In the documentary, the people they interviewed used words like beautiful and sensual and communal and they talked about flavor and savoring the food and I couldn’t help but feel so sad that those are not words that I hear about food very often. Many of us know that in other countries, people dine with one another and that breaking bread, literally, as the French do, is filled with love and presence and lingering over delicious food amongst the company of loved ones.
I mean I’ve never been to France, but I suddenly found myself wanting to know what it would be like to be in a culture where food was spoken about with such reverence. I don’t mean to say that Americans don’t appreciate food. But as a nutrition coach and someone who works in the fitness industry, that's not the language I hear, or even read about.

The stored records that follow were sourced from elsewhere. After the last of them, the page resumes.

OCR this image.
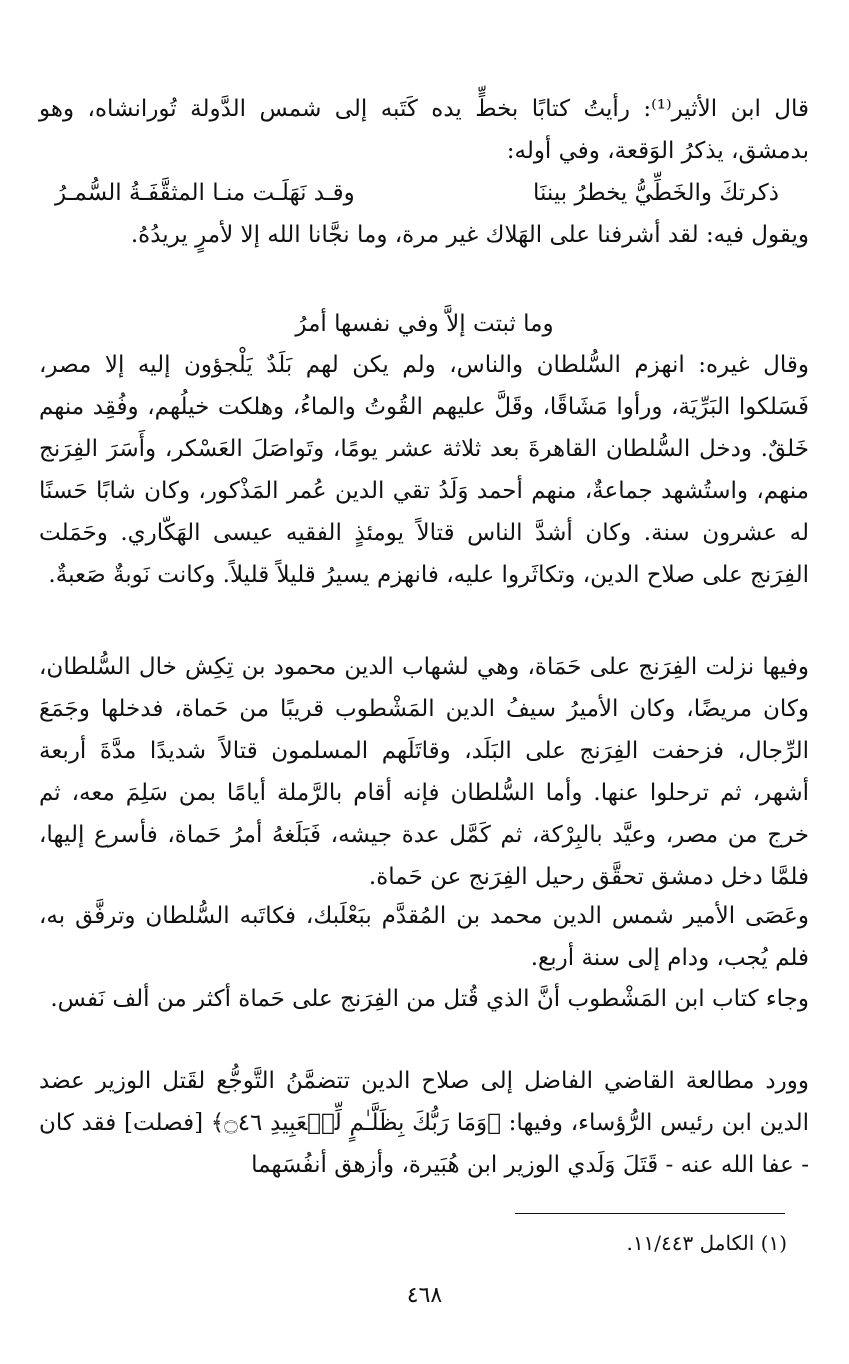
قال ابن الأثير⁽¹⁾: رأيتُ كتابًا بخطٍّ يده كَتَبه إلى شمس الدَّولة تُورانشاه، وهو بدمشق، يذكرُ الوَقعة، وفي أوله:

ذكرتكَ والخَطِّيُّ يخطرُ بيننَا

وقـد نَهَلَـت منـا المثقَّفَـةُ السُّمـرُ

ويقول فيه: لقد أشرفنا على الهَلاك غير مرة، وما نجَّانا الله إلا لأمرٍ يريدُهُ.

وما ثبتت إلاَّ وفي نفسها أمرُ

وقال غيره: انهزم السُّلطان والناس، ولم يكن لهم بَلَدٌ يَلْجؤون إليه إلا مصر، فَسَلكوا البَرِّيَة، ورأوا مَشَاقًا، وقَلَّ عليهم القُوتُ والماءُ، وهلكت خيلُهم، وفُقِد منهم خَلقٌ. ودخل السُّلطان القاهرةَ بعد ثلاثة عشر يومًا، وتَواصَلَ العَسْكر، وأَسَرَ الفِرَنج منهم، واستُشهد جماعةٌ، منهم أحمد وَلَدُ تقي الدين عُمر المَذْكور، وكان شابًا حَسنًا له عشرون سنة. وكان أشدَّ الناس قتالاً يومئذٍ الفقيه عيسى الهَكّاري. وحَمَلت الفِرَنج على صلاح الدين، وتكاثَروا عليه، فانهزم يسيرُ قليلاً قليلاً. وكانت نَوبةٌ صَعبةٌ.

وفيها نزلت الفِرَنج على حَمَاة، وهي لشهاب الدين محمود بن تِكِش خال السُّلطان، وكان مريضًا، وكان الأميرُ سيفُ الدين المَشْطوب قريبًا من حَماة، فدخلها وجَمَعَ الرِّجال، فزحفت الفِرَنج على البَلَد، وقاتَلَهم المسلمون قتالاً شديدًا مدَّةَ أربعة أشهر، ثم ترحلوا عنها. وأما السُّلطان فإنه أقام بالرَّملة أيامًا بمن سَلِمَ معه، ثم خرج من مصر، وعيَّد بالبِرْكة، ثم كَمَّل عدة جيشه، فَبَلَغهُ أمرُ حَماة، فأسرع إليها، فلمَّا دخل دمشق تحقَّق رحيل الفِرَنج عن حَماة.

وعَصَى الأمير شمس الدين محمد بن المُقدَّم ببَعْلَبك، فكاتَبه السُّلطان وترفَّق به، فلم يُجب، ودام إلى سنة أربع.

وجاء كتاب ابن المَشْطوب أنَّ الذي قُتل من الفِرَنج على حَماة أكثر من ألف نَفس.

وورد مطالعة القاضي الفاضل إلى صلاح الدين تتضمَّنُ التَّوجُّع لقَتل الوزير عضد الدين ابن رئيس الرُّؤساء، وفيها: ﴿وَمَا رَبُّكَ بِظَلَّـٰمٍ لِّلۡعَبِيدِ ۝٤٦﴾ [فصلت] فقد كان - عفا الله عنه - قَتَلَ وَلَدي الوزير ابن هُبَيرة، وأزهق أنفُسَهما

(١) الكامل ١١/٤٤٣.

٤٦٨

Food is reduced to calories, macros, and is discussed more like a science project and less like something that is supposed to taste good. And I'm guilty of it myself. I hear phrases like guilty pleasure and sinfully good and other words that highlight the weird relationship most Americans have with food. (Including me).
But when I think about one of the best anchor habits you can incorporate for your own nutrition practice, the very first one is to eat slowly and mindfully. Yes, it is so that you can better digest your food, and better recognize when you are full. But it's also so that you can stay present and actually enjoy your food. I doubt Julia Child ever scarfed down a sad desk lunch, regardless of how busy her schedule was.
I hesitate to actually suggest putting your fork down between bites as I sign off today. I think a better task is to watch an old episode of "The French Chef" and savor your next meal.
Let me know how it goes...
* I’ve been enjoying my subscription to HBO Max, where you can find both the documentary, as well as a short series depicting the story of how the t.v. show came to be.
** I didn’t appreciate the still pervasive gender roles that mean I HAD to take home economics when I would have rather tried shop class, thank you very much.